Mataram — Kasus dugaan pembakaran terhadap tiga santri di salah satu pondok pesantren di Kecamatan Batukliang, Lombok Tengah, Nusa Tenggara Barat (NTB), mencuat ke publik setelah video korban beredar dan viral di media sosial (medsos).

Dalam video yang dilihat Wartaone dari akun Facebook bernama @Tiara Erna BenKinaraCahya, terlihat seorang korban menangis kesakitan sambil memperlihatkan luka bakar di sejumlah bagian tubuhnya yang telah dibalut perban.

Terdengar juga suara pihak keluarga yang sedang menenangkan korban. Korban mengaku merasakan kesakitan di bagian badan dan kakinya.

Ketua Lembaga Perlindungan Anak (LPA) Kota Mataram, Joko Jumadi, membenarkan adanya peristiwa tersebut. Menurutnya, kejadian itu terjadi pada November 2025, namun baru ramai diperbincangkan setelah videonya beredar luas di media sosial.
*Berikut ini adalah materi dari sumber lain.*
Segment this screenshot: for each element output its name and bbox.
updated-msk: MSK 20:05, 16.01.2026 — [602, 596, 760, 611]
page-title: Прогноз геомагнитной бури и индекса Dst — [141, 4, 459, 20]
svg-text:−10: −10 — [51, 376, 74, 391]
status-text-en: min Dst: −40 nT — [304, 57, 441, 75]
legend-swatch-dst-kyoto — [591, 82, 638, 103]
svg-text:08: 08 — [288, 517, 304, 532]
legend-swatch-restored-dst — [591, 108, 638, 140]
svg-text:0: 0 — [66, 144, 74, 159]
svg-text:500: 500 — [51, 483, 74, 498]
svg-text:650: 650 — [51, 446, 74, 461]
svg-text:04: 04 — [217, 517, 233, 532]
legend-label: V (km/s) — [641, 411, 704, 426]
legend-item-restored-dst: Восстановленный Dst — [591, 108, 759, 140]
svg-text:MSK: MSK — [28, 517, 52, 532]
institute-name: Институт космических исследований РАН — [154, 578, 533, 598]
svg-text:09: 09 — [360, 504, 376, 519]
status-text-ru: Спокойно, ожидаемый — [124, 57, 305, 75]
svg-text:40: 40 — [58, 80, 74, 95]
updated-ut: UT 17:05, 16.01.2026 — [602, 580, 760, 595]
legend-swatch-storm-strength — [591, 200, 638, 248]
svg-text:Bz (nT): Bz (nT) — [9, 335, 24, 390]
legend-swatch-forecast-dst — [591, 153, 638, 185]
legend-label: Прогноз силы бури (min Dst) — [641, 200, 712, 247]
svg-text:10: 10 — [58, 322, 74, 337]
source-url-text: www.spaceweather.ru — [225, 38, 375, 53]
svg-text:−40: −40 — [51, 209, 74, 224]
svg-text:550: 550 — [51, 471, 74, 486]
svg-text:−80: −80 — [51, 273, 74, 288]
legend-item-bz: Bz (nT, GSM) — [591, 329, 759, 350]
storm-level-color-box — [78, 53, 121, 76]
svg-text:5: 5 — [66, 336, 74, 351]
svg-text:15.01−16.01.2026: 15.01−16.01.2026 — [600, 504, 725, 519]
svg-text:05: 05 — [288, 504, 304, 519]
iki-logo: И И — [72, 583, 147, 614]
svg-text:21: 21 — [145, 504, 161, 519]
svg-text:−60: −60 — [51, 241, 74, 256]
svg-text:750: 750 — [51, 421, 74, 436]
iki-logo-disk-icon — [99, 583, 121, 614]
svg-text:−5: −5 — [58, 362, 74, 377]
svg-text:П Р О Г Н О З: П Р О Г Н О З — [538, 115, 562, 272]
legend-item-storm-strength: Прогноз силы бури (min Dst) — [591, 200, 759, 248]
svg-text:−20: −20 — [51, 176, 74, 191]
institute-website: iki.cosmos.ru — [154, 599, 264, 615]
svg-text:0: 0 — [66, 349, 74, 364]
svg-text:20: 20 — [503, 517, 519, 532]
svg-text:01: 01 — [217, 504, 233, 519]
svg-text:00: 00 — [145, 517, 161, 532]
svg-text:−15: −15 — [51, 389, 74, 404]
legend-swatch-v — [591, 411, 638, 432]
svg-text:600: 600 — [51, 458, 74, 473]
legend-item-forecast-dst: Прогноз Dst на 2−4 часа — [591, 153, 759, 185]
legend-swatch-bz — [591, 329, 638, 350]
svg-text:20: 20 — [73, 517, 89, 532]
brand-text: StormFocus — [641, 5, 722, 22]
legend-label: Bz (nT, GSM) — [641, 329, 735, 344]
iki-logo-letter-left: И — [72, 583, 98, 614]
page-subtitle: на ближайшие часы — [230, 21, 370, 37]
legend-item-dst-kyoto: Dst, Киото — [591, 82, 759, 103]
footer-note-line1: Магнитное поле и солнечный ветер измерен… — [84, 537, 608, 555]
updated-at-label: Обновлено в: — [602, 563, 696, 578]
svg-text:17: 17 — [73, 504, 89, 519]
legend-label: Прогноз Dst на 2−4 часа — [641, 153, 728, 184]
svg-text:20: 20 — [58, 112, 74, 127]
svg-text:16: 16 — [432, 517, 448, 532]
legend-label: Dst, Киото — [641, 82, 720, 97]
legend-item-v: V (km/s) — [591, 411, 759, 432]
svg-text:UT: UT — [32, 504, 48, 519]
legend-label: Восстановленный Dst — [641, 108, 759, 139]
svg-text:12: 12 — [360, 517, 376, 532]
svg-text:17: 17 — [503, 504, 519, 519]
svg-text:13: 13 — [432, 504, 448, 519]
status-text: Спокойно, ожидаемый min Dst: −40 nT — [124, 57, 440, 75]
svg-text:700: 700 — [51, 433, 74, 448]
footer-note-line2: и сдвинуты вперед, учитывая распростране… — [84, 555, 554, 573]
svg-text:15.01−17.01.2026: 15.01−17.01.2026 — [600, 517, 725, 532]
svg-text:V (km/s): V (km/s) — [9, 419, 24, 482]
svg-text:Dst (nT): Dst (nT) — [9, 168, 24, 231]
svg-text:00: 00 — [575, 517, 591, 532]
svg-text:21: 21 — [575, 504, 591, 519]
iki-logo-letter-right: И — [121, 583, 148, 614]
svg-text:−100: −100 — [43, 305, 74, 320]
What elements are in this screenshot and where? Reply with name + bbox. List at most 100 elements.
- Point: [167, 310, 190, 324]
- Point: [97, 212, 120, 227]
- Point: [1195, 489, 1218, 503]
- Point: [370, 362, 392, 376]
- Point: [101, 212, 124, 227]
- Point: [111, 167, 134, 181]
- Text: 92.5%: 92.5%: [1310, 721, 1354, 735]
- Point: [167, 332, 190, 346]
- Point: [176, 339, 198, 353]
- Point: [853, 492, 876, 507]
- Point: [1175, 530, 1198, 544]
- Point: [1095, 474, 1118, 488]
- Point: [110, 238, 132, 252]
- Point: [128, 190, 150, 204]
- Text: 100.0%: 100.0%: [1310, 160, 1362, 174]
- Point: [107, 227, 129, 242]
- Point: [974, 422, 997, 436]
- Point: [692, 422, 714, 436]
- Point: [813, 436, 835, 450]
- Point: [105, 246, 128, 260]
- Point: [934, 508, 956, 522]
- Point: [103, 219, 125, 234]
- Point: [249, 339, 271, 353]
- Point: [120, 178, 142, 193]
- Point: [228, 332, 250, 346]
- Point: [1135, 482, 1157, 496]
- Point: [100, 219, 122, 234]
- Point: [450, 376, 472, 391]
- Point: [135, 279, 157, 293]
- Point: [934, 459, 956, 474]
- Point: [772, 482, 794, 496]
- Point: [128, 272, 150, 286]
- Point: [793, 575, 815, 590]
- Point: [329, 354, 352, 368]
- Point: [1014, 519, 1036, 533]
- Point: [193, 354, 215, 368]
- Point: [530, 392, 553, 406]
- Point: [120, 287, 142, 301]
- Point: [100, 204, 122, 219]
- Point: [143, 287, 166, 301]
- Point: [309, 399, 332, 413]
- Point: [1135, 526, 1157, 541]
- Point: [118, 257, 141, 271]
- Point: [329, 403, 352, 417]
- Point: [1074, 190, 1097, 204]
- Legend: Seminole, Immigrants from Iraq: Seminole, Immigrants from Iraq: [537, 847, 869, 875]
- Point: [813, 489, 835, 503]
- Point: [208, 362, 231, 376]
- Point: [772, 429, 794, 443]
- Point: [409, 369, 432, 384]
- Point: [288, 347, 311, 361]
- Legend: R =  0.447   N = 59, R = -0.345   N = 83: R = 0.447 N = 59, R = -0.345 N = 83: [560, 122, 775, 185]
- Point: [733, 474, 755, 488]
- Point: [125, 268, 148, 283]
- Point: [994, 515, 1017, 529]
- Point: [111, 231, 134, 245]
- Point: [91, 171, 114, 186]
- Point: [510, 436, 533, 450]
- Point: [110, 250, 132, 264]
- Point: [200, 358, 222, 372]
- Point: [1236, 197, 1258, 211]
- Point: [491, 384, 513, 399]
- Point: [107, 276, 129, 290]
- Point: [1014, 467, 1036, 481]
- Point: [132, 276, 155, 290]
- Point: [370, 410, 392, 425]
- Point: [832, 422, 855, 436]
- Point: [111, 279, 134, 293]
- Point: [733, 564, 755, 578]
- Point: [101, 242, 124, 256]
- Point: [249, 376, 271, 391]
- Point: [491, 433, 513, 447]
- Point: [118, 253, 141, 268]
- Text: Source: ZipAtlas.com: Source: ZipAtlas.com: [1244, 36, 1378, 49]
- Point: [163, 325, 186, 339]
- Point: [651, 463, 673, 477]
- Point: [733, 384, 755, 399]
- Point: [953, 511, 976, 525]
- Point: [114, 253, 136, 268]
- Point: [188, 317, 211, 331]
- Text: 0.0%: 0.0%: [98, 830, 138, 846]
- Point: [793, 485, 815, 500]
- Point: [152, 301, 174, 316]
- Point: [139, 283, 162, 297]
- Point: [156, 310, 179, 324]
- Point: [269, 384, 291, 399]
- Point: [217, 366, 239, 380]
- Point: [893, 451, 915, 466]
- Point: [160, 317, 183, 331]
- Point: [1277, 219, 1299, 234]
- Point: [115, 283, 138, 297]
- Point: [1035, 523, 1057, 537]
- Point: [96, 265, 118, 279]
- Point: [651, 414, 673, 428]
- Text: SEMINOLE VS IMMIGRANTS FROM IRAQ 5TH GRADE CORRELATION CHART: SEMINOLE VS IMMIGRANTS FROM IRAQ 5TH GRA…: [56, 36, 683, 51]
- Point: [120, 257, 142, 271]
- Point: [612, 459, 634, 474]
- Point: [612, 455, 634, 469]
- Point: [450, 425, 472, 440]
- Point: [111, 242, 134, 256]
“Kasus di pondok pesantren ini kejadiannya November 2025. Saya baru mengetahui setelah videonya beredar sekarang,” kata Joko, Rabu (3/6/2026).

300 Penari Kolosal Siap Hibur Pembukaan MTQ NTB ke-31 di Lombok Tengah

Berdasarkan informasi awal yang diterimanya, terdapat tiga santri yang menjadi korban. Mereka diduga disiram menggunakan bahan bakar sebelum dibakar oleh sesama santri.

Akibat kejadian tersebut, dua korban mengalami luka bakar serius, sementara satu korban lainnya meninggal dunia.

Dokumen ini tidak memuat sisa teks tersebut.